Carlos Peixoto tentou forçar mais explicações. “Ou o grupo parlamentar do PS já falou com o primeiro-ministro e ele já disse que deporá por escrito (…) ou, se não falou, não podemos assumir uma posição a que lei não obriga”, defendeu. Mas ficaria sem resposta. “O que queremos é que o primeiro-ministro seja ouvido” e, entre PSD e CDS, “ninguém estranhará, nem se indignará” se Costa decidir responder por escrito, resolveria Telmo Correia (CDS).

Tal como o PS, o CDS também viu ser aprovado o requerimento que prevê a audição de António Costa, mas nesse caso sem que esteja à partida limitada a forma como o primeiro-ministro responde à comissão de inquérito. Aprovada, mas com a abstenção do PCP, foi a proposta do CDS para que a comissão de inquérito se desloque aos Paióis Nacionais de Tancos.

O deputado Jorge Machado recordou que aquelas instalações estão desativadas e que o material que se encontrava em Tancos foi transferido para outras instalações militares — como o campo militar de Santa Margarida e a base do Alfeite.

Calendário aprovado mais tarde

Sem efeito ficou uma das pretensões do PS para a reunião desta quarta-feira. O deputado Ascenso Simões, coordenador do partido na comissão de inquérito, pretendia que fosse já aprovado um calendário com as datas das audições a realizar até ao final do ano, mas PSD e CDS assinalaram a importância de, antes disso, ter acesso à documentação que a comissão de Defesa Nacional e o Ministério da Defesa disponibilizem aos deputados da comissão de inquérito.”Não temos problemas em que os trabalhos sejam intensos, que haja mais de uma audição por dia”, mas “a documentação é relevante”, salientou Telmo Correia, depois de o PS pedir aos dois partidos que esclarecessem “qual o tempo necessário” para arrancar com as audições.
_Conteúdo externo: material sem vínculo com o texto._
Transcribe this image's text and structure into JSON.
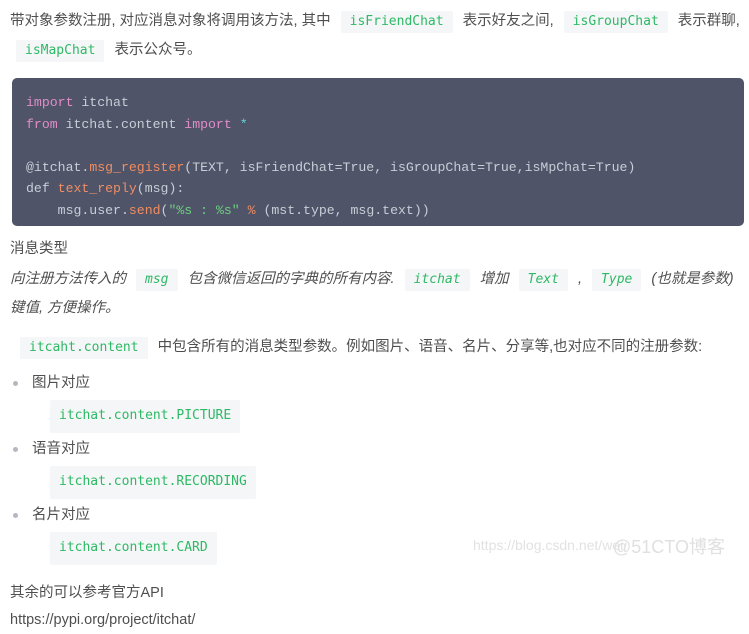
{
  "intro": {
    "seg1": "带对象参数注册, 对应消息对象将调用该方法, 其中",
    "code1": "isFriendChat",
    "seg2": "表示好友之间,",
    "code2": "isGroupChat",
    "seg3": "表示群聊,",
    "code3": "isMapChat",
    "seg4": "表示公众号。"
  },
  "code_block": {
    "language": "python",
    "lines": [
      {
        "tokens": [
          {
            "t": "import",
            "c": "k"
          },
          {
            "t": " itchat",
            "c": "pn"
          }
        ]
      },
      {
        "tokens": [
          {
            "t": "from",
            "c": "k"
          },
          {
            "t": " itchat.content ",
            "c": "pn"
          },
          {
            "t": "import",
            "c": "k"
          },
          {
            "t": " ",
            "c": "pn"
          },
          {
            "t": "*",
            "c": "op"
          }
        ]
      },
      {
        "tokens": []
      },
      {
        "tokens": [
          {
            "t": "@itchat.",
            "c": "pn"
          },
          {
            "t": "msg_register",
            "c": "fn"
          },
          {
            "t": "(TEXT, isFriendChat=True, isGroupChat=True,isMpChat=True)",
            "c": "pn"
          }
        ]
      },
      {
        "tokens": [
          {
            "t": "def ",
            "c": "pn"
          },
          {
            "t": "text_reply",
            "c": "fn"
          },
          {
            "t": "(msg):",
            "c": "pn"
          }
        ]
      },
      {
        "tokens": [
          {
            "t": "    msg.user.",
            "c": "pn"
          },
          {
            "t": "send",
            "c": "fn"
          },
          {
            "t": "(",
            "c": "pn"
          },
          {
            "t": "\"%s : %s\"",
            "c": "st"
          },
          {
            "t": " ",
            "c": "pn"
          },
          {
            "t": "%",
            "c": "pc"
          },
          {
            "t": " (mst.type, msg.text))",
            "c": "pn"
          }
        ]
      }
    ],
    "plain_text": "import itchat\nfrom itchat.content import *\n\n@itchat.msg_register(TEXT, isFriendChat=True, isGroupChat=True,isMpChat=True)\ndef text_reply(msg):\n    msg.user.send(\"%s : %s\" % (mst.type, msg.text))"
  },
  "section_heading": "消息类型",
  "italic_para": {
    "seg1": "向注册方法传入的",
    "code1": "msg",
    "seg2": "包含微信返回的字典的所有内容.",
    "code2": "itchat",
    "seg3": "增加",
    "code3": "Text",
    "seg4": ",",
    "code4": "Type",
    "seg5": "(也就是参数) 键值, 方便操作。"
  },
  "content_para": {
    "code1": "itcaht.content",
    "seg1": "中包含所有的消息类型参数。例如图片、语音、名片、分享等,也对应不同的注册参数:"
  },
  "bullets": [
    {
      "label": "图片对应",
      "code": "itchat.content.PICTURE"
    },
    {
      "label": "语音对应",
      "code": "itchat.content.RECORDING"
    },
    {
      "label": "名片对应",
      "code": "itchat.content.CARD"
    }
  ],
  "footer": {
    "line1": "其余的可以参考官方API",
    "link": "https://pypi.org/project/itchat/"
  },
  "watermarks": {
    "csdn": "https://blog.csdn.net/wei",
    "cto": "@51CTO博客"
  },
  "colors": {
    "code_bg": "#4f5468",
    "inline_code_text": "#2eb965",
    "inline_code_bg": "#f4f6f7",
    "body_text": "#4f4f4f",
    "keyword": "#e18cc8",
    "function": "#f08d63",
    "string": "#6fcf7f"
  }
}
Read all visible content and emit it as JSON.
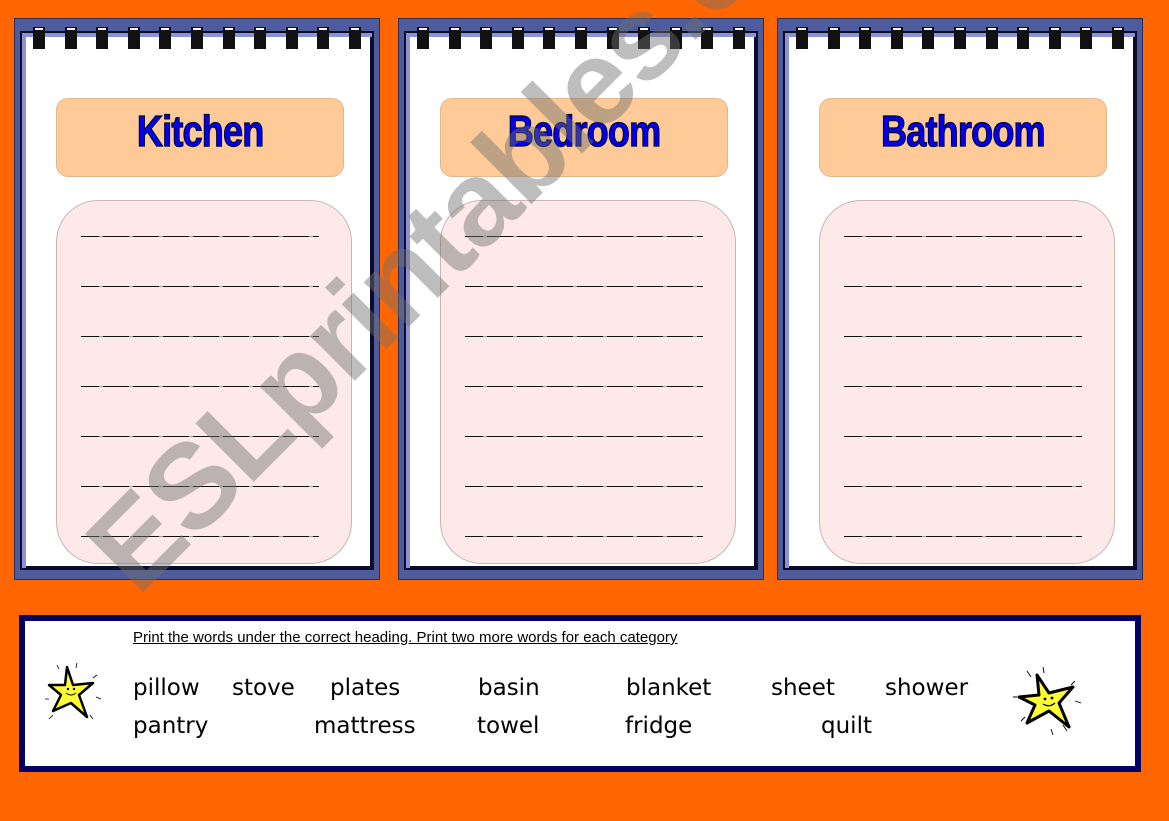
{
  "notepads": [
    {
      "title": "Kitchen",
      "lines": 7
    },
    {
      "title": "Bedroom",
      "lines": 7
    },
    {
      "title": "Bathroom",
      "lines": 7
    }
  ],
  "word_bank": {
    "instruction": "Print the words under the correct heading. Print two more words for each category",
    "row1": [
      "pillow",
      "stove",
      "plates",
      "basin",
      "blanket",
      "sheet",
      "shower"
    ],
    "row2": [
      "pantry",
      "mattress",
      "towel",
      "fridge",
      "quilt"
    ]
  },
  "watermark": "ESLprintables.com",
  "colors": {
    "background": "#ff6600",
    "notepad_frame": "#4e5c9e",
    "heading_box": "#fecb98",
    "heading_text": "#0000ee",
    "writing_area": "#fde9e9",
    "word_bank_border": "#000066",
    "star": "#ffff33"
  }
}
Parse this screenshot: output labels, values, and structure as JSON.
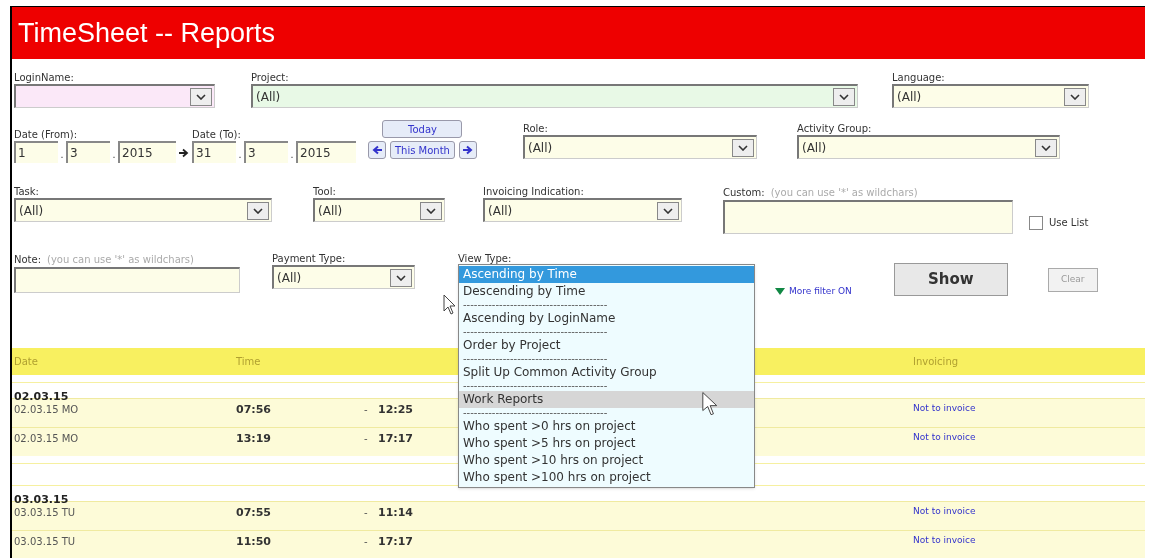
{
  "title": "TimeSheet -- Reports",
  "filters": [
    {
      "kind": "select",
      "label": "LoginName:",
      "color": "#fbe8f8"
    },
    {
      "kind": "select",
      "label": "Project:",
      "value": "(All)",
      "color": "#e8f9e6"
    },
    {
      "kind": "select",
      "label": "Language:",
      "value": "(All)",
      "color": "#fdfde8"
    }
  ],
  "date_from": {
    "label": "Date (From):",
    "day": "1",
    "dot_1": ".",
    "month": "3",
    "dot_2": ".",
    "year": "2015"
  },
  "date_to": {
    "label": "Date (To):",
    "day": "31",
    "dot_1": ".",
    "month": "3",
    "dot_2": ".",
    "year": "2015"
  },
  "today_button": "Today",
  "this_month_button": "This Month",
  "filters_2": [
    {
      "kind": "select",
      "label": "Role:",
      "value": "(All)",
      "color": "#fdfde8"
    },
    {
      "kind": "select",
      "label": "Activity Group:",
      "value": "(All)",
      "color": "#fdfde8"
    }
  ],
  "filters_3": [
    {
      "kind": "select",
      "label": "Task:",
      "value": "(All)",
      "color": "#fdfde8"
    },
    {
      "kind": "select",
      "label": "Tool:",
      "value": "(All)",
      "color": "#fdfde8"
    },
    {
      "kind": "select",
      "label": "Invoicing Indication:",
      "value": "(All)",
      "color": "#fdfde8"
    },
    {
      "kind": "text",
      "label": "Custom:",
      "hint": "(you can use '*' as wildchars)",
      "color": "#fdfde8"
    }
  ],
  "use_list": {
    "label": "Use List",
    "checked": false
  },
  "note": {
    "label": "Note:",
    "hint": "(you can use '*' as wildchars)"
  },
  "payment_type": {
    "label": "Payment Type:",
    "value": "(All)"
  },
  "view_type": {
    "label": "View Type:",
    "options": [
      {
        "kind": "option",
        "text": "Ascending by Time",
        "selected": true,
        "hovered": false
      },
      {
        "kind": "option",
        "text": "Descending by Time",
        "selected": false,
        "hovered": false
      },
      {
        "kind": "separator",
        "text": "----------------------------------------"
      },
      {
        "kind": "option",
        "text": "Ascending by LoginName",
        "selected": false,
        "hovered": false
      },
      {
        "kind": "separator",
        "text": "----------------------------------------"
      },
      {
        "kind": "option",
        "text": "Order by Project",
        "selected": false,
        "hovered": false
      },
      {
        "kind": "separator",
        "text": "----------------------------------------"
      },
      {
        "kind": "option",
        "text": "Split Up Common Activity Group",
        "selected": false,
        "hovered": false
      },
      {
        "kind": "separator",
        "text": "----------------------------------------"
      },
      {
        "kind": "option",
        "text": "Work Reports",
        "selected": false,
        "hovered": true
      },
      {
        "kind": "separator",
        "text": "----------------------------------------"
      },
      {
        "kind": "option",
        "text": "Who spent >0 hrs on project",
        "selected": false,
        "hovered": false
      },
      {
        "kind": "option",
        "text": "Who spent >5 hrs on project",
        "selected": false,
        "hovered": false
      },
      {
        "kind": "option",
        "text": "Who spent >10 hrs on project",
        "selected": false,
        "hovered": false
      },
      {
        "kind": "option",
        "text": "Who spent >100 hrs on project",
        "selected": false,
        "hovered": false
      }
    ]
  },
  "more_filter": "More filter ON",
  "show_button": "Show",
  "clear_button": "Clear",
  "table": {
    "columns": [
      "Date",
      "Time",
      "Invoicing"
    ],
    "groups": [
      {
        "date": "02.03.15",
        "rows": [
          {
            "date": "02.03.15 MO",
            "from": "07:56",
            "dash": "-",
            "to": "12:25",
            "invoicing": "Not to invoice"
          },
          {
            "date": "02.03.15 MO",
            "from": "13:19",
            "dash": "-",
            "to": "17:17",
            "invoicing": "Not to invoice"
          }
        ]
      },
      {
        "date": "03.03.15",
        "rows": [
          {
            "date": "03.03.15 TU",
            "from": "07:55",
            "dash": "-",
            "to": "11:14",
            "invoicing": "Not to invoice"
          },
          {
            "date": "03.03.15 TU",
            "from": "11:50",
            "dash": "-",
            "to": "17:17",
            "invoicing": "Not to invoice"
          }
        ]
      }
    ]
  }
}
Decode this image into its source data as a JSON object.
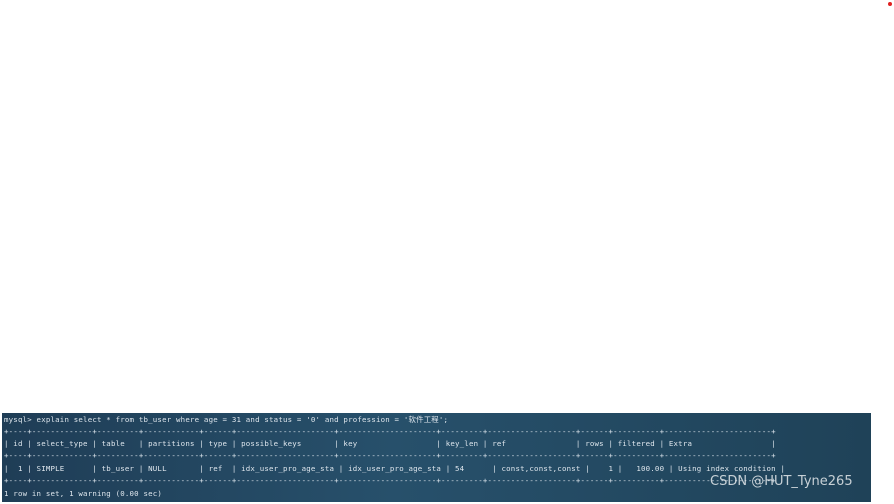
{
  "terminal": {
    "command": "mysql> explain select * from tb_user where age = 31 and status = '0' and profession = '软件工程';",
    "border_top": "+----+-------------+---------+------------+------+---------------------+---------------------+---------+-------------------+------+----------+-----------------------+",
    "header_row": "| id | select_type | table   | partitions | type | possible_keys       | key                 | key_len | ref               | rows | filtered | Extra                 |",
    "border_mid": "+----+-------------+---------+------------+------+---------------------+---------------------+---------+-------------------+------+----------+-----------------------+",
    "data_row": "|  1 | SIMPLE      | tb_user | NULL       | ref  | idx_user_pro_age_sta | idx_user_pro_age_sta | 54      | const,const,const |    1 |   100.00 | Using index condition |",
    "border_bottom": "+----+-------------+---------+------------+------+---------------------+---------------------+---------+-------------------+------+----------+-----------------------+",
    "summary": "1 row in set, 1 warning (0.00 sec)"
  },
  "watermark": "CSDN @HUT_Tyne265",
  "colors": {
    "terminal_bg": "#24475f",
    "terminal_text": "#dfe7ee",
    "dot": "#e02020"
  }
}
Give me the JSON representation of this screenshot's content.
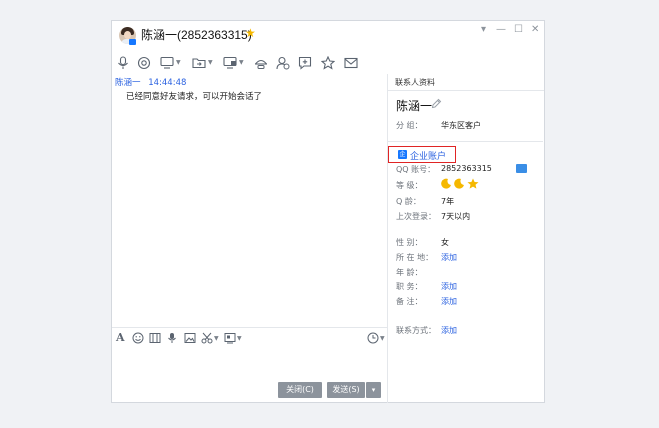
{
  "window": {
    "title": "陈涵一(2852363315)",
    "controls": {
      "settings": "▾",
      "minimize": "—",
      "maximize": "☐",
      "close": "✕"
    }
  },
  "toolbar": {
    "items": [
      "microphone-icon",
      "video-icon",
      "screen-share-icon",
      "folder-icon",
      "remote-desktop-icon",
      "meeting-icon",
      "add-contact-icon",
      "message-plus-icon",
      "favorite-icon",
      "email-icon"
    ]
  },
  "chat": {
    "messages": [
      {
        "sender": "陈涵一",
        "time": "14:44:48",
        "text": "已经同意好友请求，可以开始会话了"
      }
    ]
  },
  "input_toolbar": {
    "items": [
      "font-icon",
      "emoji-icon",
      "gif-icon",
      "voice-icon",
      "image-icon",
      "screenshot-icon",
      "more-icon"
    ],
    "history_icon": "clock-icon"
  },
  "buttons": {
    "close": "关闭(C)",
    "send": "发送(S)",
    "send_menu": "▾"
  },
  "profile": {
    "tab": "联系人资料",
    "name": "陈涵一",
    "group_label": "分    组：",
    "group_value": "华东区客户",
    "enterprise": "企业账户",
    "qq_label": "QQ  账号：",
    "qq_value": "2852363315",
    "level_label": "等    级：",
    "level_icons": [
      "moon",
      "moon",
      "star"
    ],
    "age_label": "Q     龄：",
    "age_value": "7年",
    "last_login_label": "上次登录：",
    "last_login_value": "7天以内",
    "gender_label": "性    别：",
    "gender_value": "女",
    "location_label": "所 在 地：",
    "location_value": "添加",
    "years_label": "年    龄：",
    "position_label": "职    务：",
    "position_value": "添加",
    "note_label": "备    注：",
    "note_value": "添加",
    "contact_label": "联系方式：",
    "contact_value": "添加"
  },
  "colors": {
    "accent": "#2a61e0",
    "highlight": "#e02424",
    "button": "#8c939c"
  }
}
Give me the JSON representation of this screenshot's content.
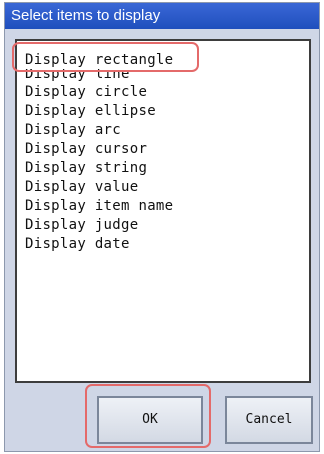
{
  "dialog": {
    "title": "Select items to display"
  },
  "list": {
    "selected_index": 0,
    "items": [
      {
        "label": "Display rectangle"
      },
      {
        "label": "Display line"
      },
      {
        "label": "Display circle"
      },
      {
        "label": "Display ellipse"
      },
      {
        "label": "Display arc"
      },
      {
        "label": "Display cursor"
      },
      {
        "label": "Display string"
      },
      {
        "label": "Display value"
      },
      {
        "label": "Display item name"
      },
      {
        "label": "Display judge"
      },
      {
        "label": "Display date"
      }
    ]
  },
  "buttons": {
    "ok_label": "OK",
    "cancel_label": "Cancel"
  },
  "colors": {
    "title_bar": "#2a58c8",
    "highlight": "#e46a6a",
    "dialog_bg": "#cfd6e6"
  }
}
O PS joga contra o tempo. A grande intenção é conseguir realizar todas as 63 audições previstas (para já, porque a lista pode crescer) a tempo de o relatório final ficar concluído antes dos seis meses previstos para a duração da comissão de inquérito. Isso significaria que, em meados de maio a comissão fechava portas. Ou seja, ainda antes do arranque oficial da campanha para as eleições europeias.

Aliás, sobre o calendário que o socialista propôs antecipadamente aos deputados da comissão, Telmo Correia mostrou “dúvidas” sobre a exequibilidade de audições na semana entre o Natal e o Ano Novo. “Tenho dúvidas de que seja boa ideia.”

A próxima reunião ficou marcada para dia 12 de dezembro, quarta-feira. Nesse dia deverá ficar definido o calendário com as visitas às instalações militares e as primeiras audições da comissão parlamentar de inquérito.